FIG. 1 is a diagram showing the configuration of a part of a combustion machine according to an embodiment of the present invention, FIG. 2 is a diagram showing the configuration of a control circuit according to an embodiment of the present invention, and FIG. 3 is a diagram showing the configuration of a control circuit according to an embodiment of the invention.
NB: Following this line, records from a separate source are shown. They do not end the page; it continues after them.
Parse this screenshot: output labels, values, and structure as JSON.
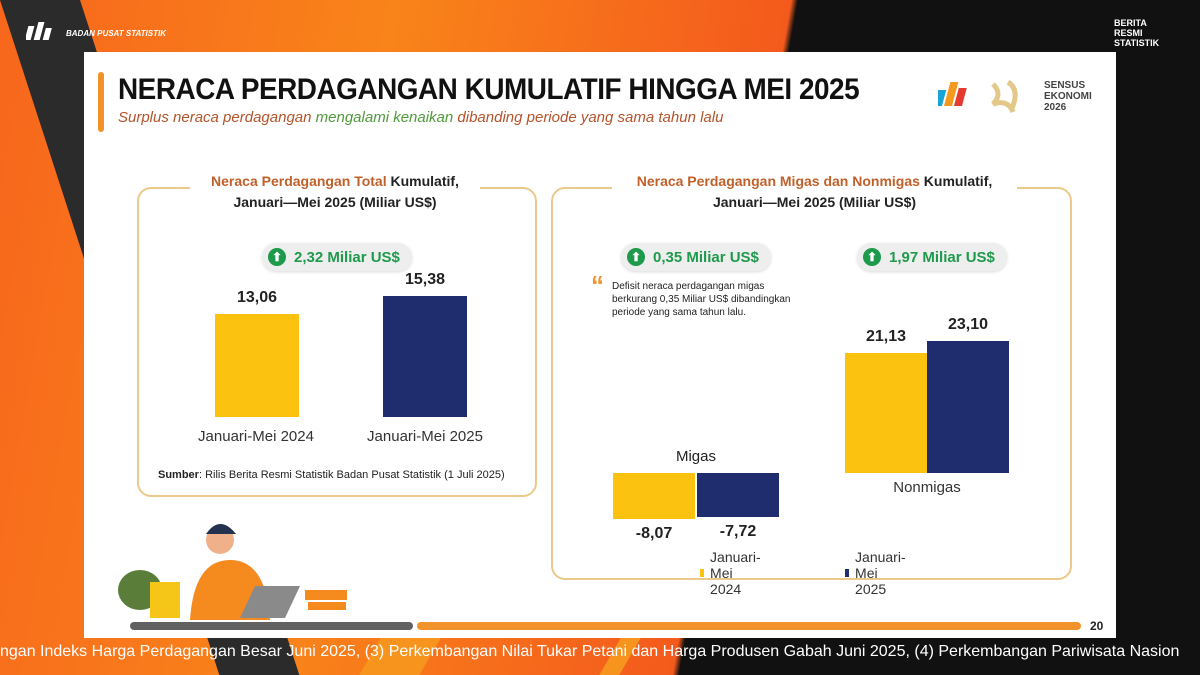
{
  "header": {
    "org_name": "BADAN PUSAT STATISTIK",
    "brs_logo": "BERITA RESMI STATISTIK"
  },
  "slide": {
    "title": "NERACA PERDAGANGAN KUMULATIF HINGGA MEI 2025",
    "subtitle_a": "Surplus neraca perdagangan ",
    "subtitle_b": "mengalami kenaikan",
    "subtitle_c": " dibanding periode yang sama tahun lalu",
    "logo_text": "SENSUS EKONOMI 2026",
    "page_number": "20",
    "source_label": "Sumber",
    "source_text": ": Rilis Berita Resmi Statistik Badan Pusat Statistik (1 Juli 2025)"
  },
  "colors": {
    "series_2024": "#fbc210",
    "series_2025": "#1f2d6e",
    "increase": "#1e9a4c",
    "accent": "#f2922a"
  },
  "chart_data": [
    {
      "type": "bar",
      "title_a": "Neraca Perdagangan Total",
      "title_b": " Kumulatif,",
      "title_c": "Januari—Mei 2025 (Miliar US$)",
      "categories": [
        "Januari-Mei 2024",
        "Januari-Mei 2025"
      ],
      "values": [
        13.06,
        15.38
      ],
      "value_labels": [
        "13,06",
        "15,38"
      ],
      "change_badge": "2,32 Miliar US$",
      "change_icon": "arrow-up-icon"
    },
    {
      "type": "bar",
      "title_a": "Neraca Perdagangan Migas dan Nonmigas",
      "title_b": " Kumulatif,",
      "title_c": "Januari—Mei 2025 (Miliar US$)",
      "categories": [
        "Migas",
        "Nonmigas"
      ],
      "series": [
        {
          "name": "Januari-Mei 2024",
          "values": [
            -8.07,
            21.13
          ],
          "value_labels": [
            "-8,07",
            "21,13"
          ]
        },
        {
          "name": "Januari-Mei 2025",
          "values": [
            -7.72,
            23.1
          ],
          "value_labels": [
            "-7,72",
            "23,10"
          ]
        }
      ],
      "change_badges": [
        "0,35 Miliar US$",
        "1,97 Miliar US$"
      ],
      "change_icon": "arrow-up-icon",
      "note": "Defisit neraca perdagangan migas berkurang 0,35 Miliar US$ dibandingkan periode yang sama tahun lalu.",
      "legend_position": "bottom"
    }
  ],
  "ticker": "ngan Indeks Harga Perdagangan Besar Juni 2025, (3) Perkembangan Nilai Tukar Petani dan Harga Produsen Gabah Juni 2025, (4) Perkembangan Pariwisata Nasion"
}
FIG. 4 is a time chart for explaining the operation, FIG. 4 is a diagram showing the configuration of a main part of a modification of the same embodiment, and FIG. 5 is a flow chart for explaining the operation of the modification. 1... Gas burner, 4... Proportional valve, 7... Igniter, 8... Flame rod, 0... Micrometer, 0 1 to R6... Resistor.

Claims (1)

[Claims] A combustion control device equipped with a microcomputer that sequentially controls various devices of a combustion machine includes a resistance circuit connected to a control signal output terminal for the various devices, and a condition of the sequence control according to a voltage generated in this resistance circuit. A combustion control device characterized by comprising a checking means for checking.